Folha de S. Paulo


Papa afasta cardeal americano conservador de comitê

O papa Francisco afastou de um comitê poderoso do Vaticano um cardeal americano conservador que é crítico declarado do aborto e do casamento gay, substituindo-o por outro americano menos identificado com as guerras culturais internas da Igreja Católica.

A decisão do papa de afastar o cardeal Raymond Burke da Congregação para os Bispos foi interpretada por especialistas na Igreja como sinal de que Francisco está disposto a perturbar o establishment do Vaticano para ser mais inclusivo.

Mesmo assim, muitos veem a iniciativa não tanto como esforço para mudar a doutrina sobre questões sociais específicas quanto uma tentativa de imprimir coerência pastoral e de estilo à liderança da igreja.

"O papa está dizendo que não é preciso ser conservador para tornar-se bispo", disse Alberto Melloni, diretor da Fundação João XXIII de Estudos Religiosos, de Bolonha, Itália, um instituto de pesquisas católico liberal. "Ele quer bons bispos, não importa quão liberais ou conservadores eles sejam."

Burke, que chegou ao Vaticano em 2008, depois de atuar como arcebispo de St. Louis, é favorito de muitos católicos conservadores americanos, graças à sua defesa dos ritos e tradições da igreja favorecidos pelo papa Bento 16. Mas a predileção de Burke pela longa veste de seda vermelha conhecida como "cappa magna", além de outras semelhantes, o leva a parecer fora de sintonia com Francisco, que deixa claro por seu próprio exemplo que prefere vestes mais simples.

Desde que foi eleito papa, em março, Francisco vem recebendo cobertura altamente favorável da imprensa e a aprovação generalizada dos fiéis, por conferir um rosto mais gentil e inclusive a uma instituição global que era largamente vista como estando fora de sintonia com as realidades atuais. O papa já manifestou a intenção de reformar e reorganizar a Cúria romana, a estrutura burocrática que administra a igreja.
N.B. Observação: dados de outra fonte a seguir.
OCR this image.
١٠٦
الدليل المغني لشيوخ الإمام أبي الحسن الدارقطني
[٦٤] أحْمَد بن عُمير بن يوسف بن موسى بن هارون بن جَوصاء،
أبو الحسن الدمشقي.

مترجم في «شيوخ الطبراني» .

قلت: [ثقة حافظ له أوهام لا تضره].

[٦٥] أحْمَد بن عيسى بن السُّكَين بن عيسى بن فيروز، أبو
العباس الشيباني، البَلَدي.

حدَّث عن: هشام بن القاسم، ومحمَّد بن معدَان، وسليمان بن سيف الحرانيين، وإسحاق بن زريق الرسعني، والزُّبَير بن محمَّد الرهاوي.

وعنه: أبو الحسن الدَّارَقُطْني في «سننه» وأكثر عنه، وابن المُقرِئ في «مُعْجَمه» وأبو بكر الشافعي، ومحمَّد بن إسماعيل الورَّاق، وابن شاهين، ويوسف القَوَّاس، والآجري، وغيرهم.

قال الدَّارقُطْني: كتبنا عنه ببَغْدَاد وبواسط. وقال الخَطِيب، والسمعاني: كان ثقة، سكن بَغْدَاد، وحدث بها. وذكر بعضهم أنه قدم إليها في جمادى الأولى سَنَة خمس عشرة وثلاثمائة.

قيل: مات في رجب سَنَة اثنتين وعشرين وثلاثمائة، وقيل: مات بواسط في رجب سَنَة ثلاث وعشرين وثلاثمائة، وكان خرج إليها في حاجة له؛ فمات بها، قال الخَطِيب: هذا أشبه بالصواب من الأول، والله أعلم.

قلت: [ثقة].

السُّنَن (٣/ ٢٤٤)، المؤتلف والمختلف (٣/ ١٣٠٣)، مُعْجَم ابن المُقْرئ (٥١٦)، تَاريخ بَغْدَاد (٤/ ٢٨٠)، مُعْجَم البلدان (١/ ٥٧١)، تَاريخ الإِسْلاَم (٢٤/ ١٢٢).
Burke ainda é o prefeito do mais alto tribunal canônico do Vaticano, mas analistas dizem que seu afastamento da Congregação para os Bispos vai reduzir fortemente sua influência, especialmente sobre mudanças de pessoal nas igrejas americanas.
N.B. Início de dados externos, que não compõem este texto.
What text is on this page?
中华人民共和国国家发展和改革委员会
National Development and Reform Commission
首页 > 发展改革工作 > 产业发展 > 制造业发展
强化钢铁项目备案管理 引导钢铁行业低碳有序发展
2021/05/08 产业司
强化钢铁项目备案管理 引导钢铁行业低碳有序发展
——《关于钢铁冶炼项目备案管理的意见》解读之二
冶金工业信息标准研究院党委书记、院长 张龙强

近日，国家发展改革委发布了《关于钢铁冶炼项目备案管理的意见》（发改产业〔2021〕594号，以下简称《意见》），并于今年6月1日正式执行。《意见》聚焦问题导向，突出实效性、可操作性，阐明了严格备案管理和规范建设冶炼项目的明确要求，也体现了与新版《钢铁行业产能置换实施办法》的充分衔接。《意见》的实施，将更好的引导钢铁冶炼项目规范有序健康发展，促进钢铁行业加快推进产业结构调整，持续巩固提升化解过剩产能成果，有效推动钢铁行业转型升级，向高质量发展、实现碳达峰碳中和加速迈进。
"A Congregação para os Bispos é a mais importante do Vaticano", disse o padre jesuíta Thomas J. Reese, autor de "Inside the Vatican: The Politics and Organization of the Catholic Church". "Ela decide quem serão os bispos em todo o mundo. É isso o que tem o impacto mais direto sobre a vida da igreja local."

O papa Francisco escolheu para o lugar de Burke o cardeal Donald Wuerl, de Washington, um moderado ideológico que possui conhecimento profundo do Vaticano, mas também tem experiência pastoral. Reese observou que Burke foi líder dos bispos americanos que defendem a proibição da comunhão para os políticos católicos que apoiam o direito ao aborto. Enquanto isso, Wuerl teria adotado a posição contrária.

O papa também afastou da Congregação para os Bispos o cardeal Justin Rigali, ex-arcebispo de Filadélfia. Desde seu posto no comitê, Rigali foi durante muito tempo um ator crucial na formação da hierarquia da Igreja nos Estados Unidos. Ele renunciou ao cargo de arcebispo de Filadélfia em meio a um escândalo em torno do tratamento que ele deu aos casos de abusos cometidos por padres na região.

E Francisco confirmou a inclusão na Congregação do cardeal William Levada, ex-prefeito da Congregação para a Doutrina da Fé. Como Wuerl, Levada é considerado um moderado.

Algumas indicações recentes vêm desanimando os liberais na igreja, especialmente a decisão do papa, em outubro, de aprovar o reverendo Leonard Blair como arcebispo de Hartford. Blair teve papel central numa investigação doutrinal que repreendeu um grupo de freiras americanas vistas como tendo se afastado dos ensinamentos da igreja.